By now I am conditioned to try everything manual have a low expectation for any gadget. So I know the pilot lamp won't work (it didn't) and use a matchstick to try and light this stove. Turns out that only the back burner turns on without a pilot. These guys have some interlock on the other stoves! 

Finally managed to reheat some stuff and eat with the flashlight and look at my phone... it has <20% charge! 

Went to the battery pack that was given as a company souvenier which is always in my travel bag and that had no charge! 

We both drive a Nissan Leaf. That means if you don't have power all night, we have to fight for the car with the most charge left.. It is a new interesting dynamic in our house.

It was a hard lesson on how dependent we are and how much we take for granted! I managed to muddle through the day and keep my thoughts going. Deifnitely feel better now, thanks to another yoga class, no manual door openings, a nice hot shower, hot tea.. and more importantly a house that is back to 68F instead of 56F!

This afternoon I was thinking about the folks in war zones. People in first world countries have no clue what those folks are going through. We are making it all worse for them by our every day thoughts and actions and what we support knowingly or unknowingly.
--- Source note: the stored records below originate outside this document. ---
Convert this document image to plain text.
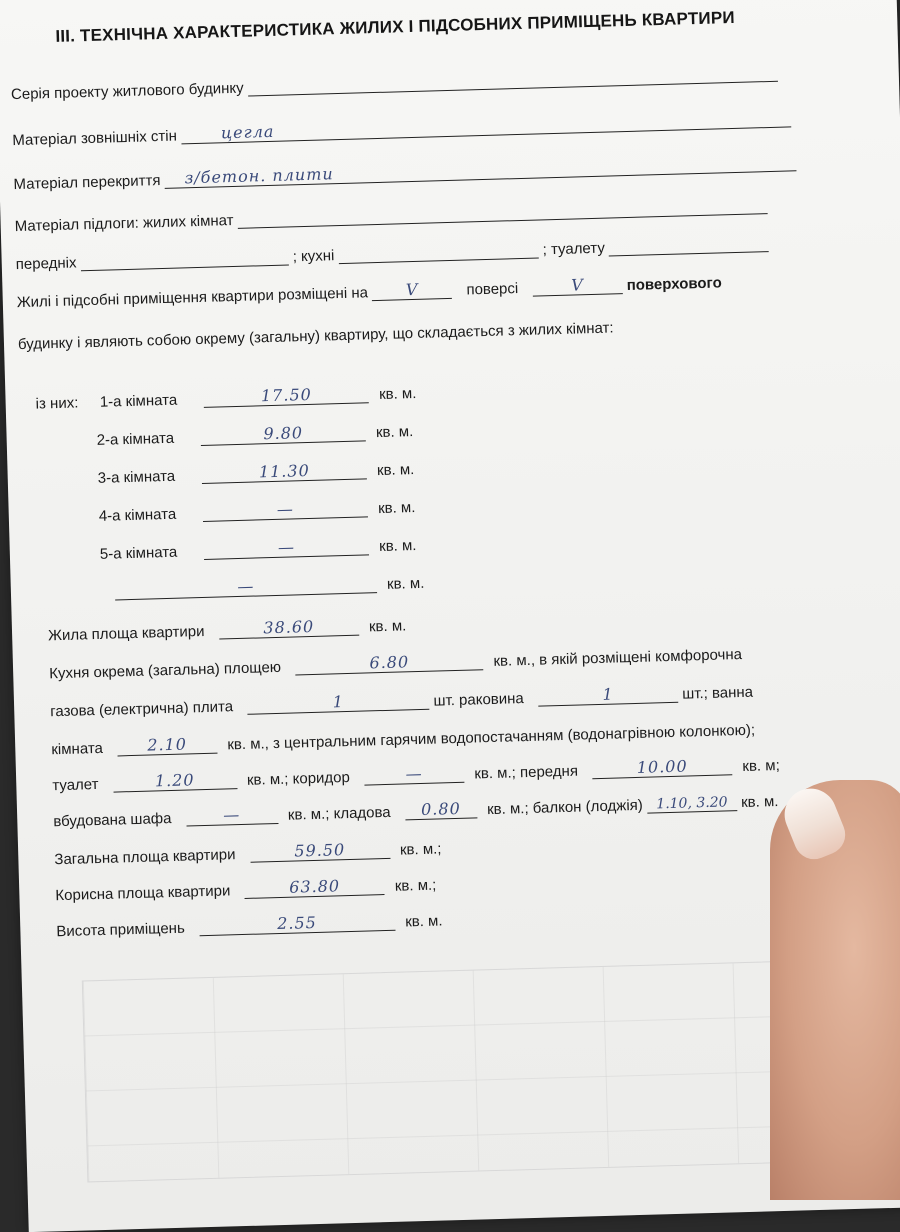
ІІІ. ТЕХНІЧНА ХАРАКТЕРИСТИКА ЖИЛИХ І ПІДСОБНИХ ПРИМІЩЕНЬ КВАРТИРИ
Серія проекту житлового будинку
Матеріал зовнішніх стін	цегла
Матеріал перекриття з/бетон. плити
Матеріал підлоги: жилих кімнат
передніх	; кухні	; туалету
Жилі і підсобні приміщення квартири розміщені на	V	поверсі	V	поверхового
будинку і являють собою окрему (загальну) квартиру, що складається з жилих кімнат:
із них: 1-а кімната	17.50	кв. м.
2-а кімната	9.80	кв. м.
3-а кімната	11.30	кв. м.
4-а кімната	—	кв. м.
5-а кімната	—	кв. м.
—	кв. м.
Жила площа квартири	38.60	кв. м.
Кухня окрема (загальна) площею	6.80	кв. м., в якій розміщені комфорочна
газова (електрична) плита	1	шт. раковина	1	шт.; ванна
кімната	2.10	кв. м., з центральним гарячим водопостачанням (водонагрівною колонкою);
туалет	1.20	кв. м.; коридор	—	кв. м.; передня	10.00	кв. м;
вбудована шафа	—	кв. м.; кладова	0.80	кв. м.; балкон (лоджія) 1.10, 3.20 кв. м.
Загальна площа квартири	59.50	кв. м.;
Корисна площа квартири	63.80	кв. м.;
Висота приміщень	2.55	кв. м.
We also take a lot for granted. The biggest rights we seem to cherish are our rights to stupidity and our right to be irresponsible when it comes to the rest of the world and the planet. At least that is my feeling right now.

A bad vent, a storm for a few hours and an all night power cut are able to make a dent in my life. That is just sad.

Time to spend more time with nature and improve my immunity to cold weather. Also time to do something about all this guilt for everything that is happening in the world!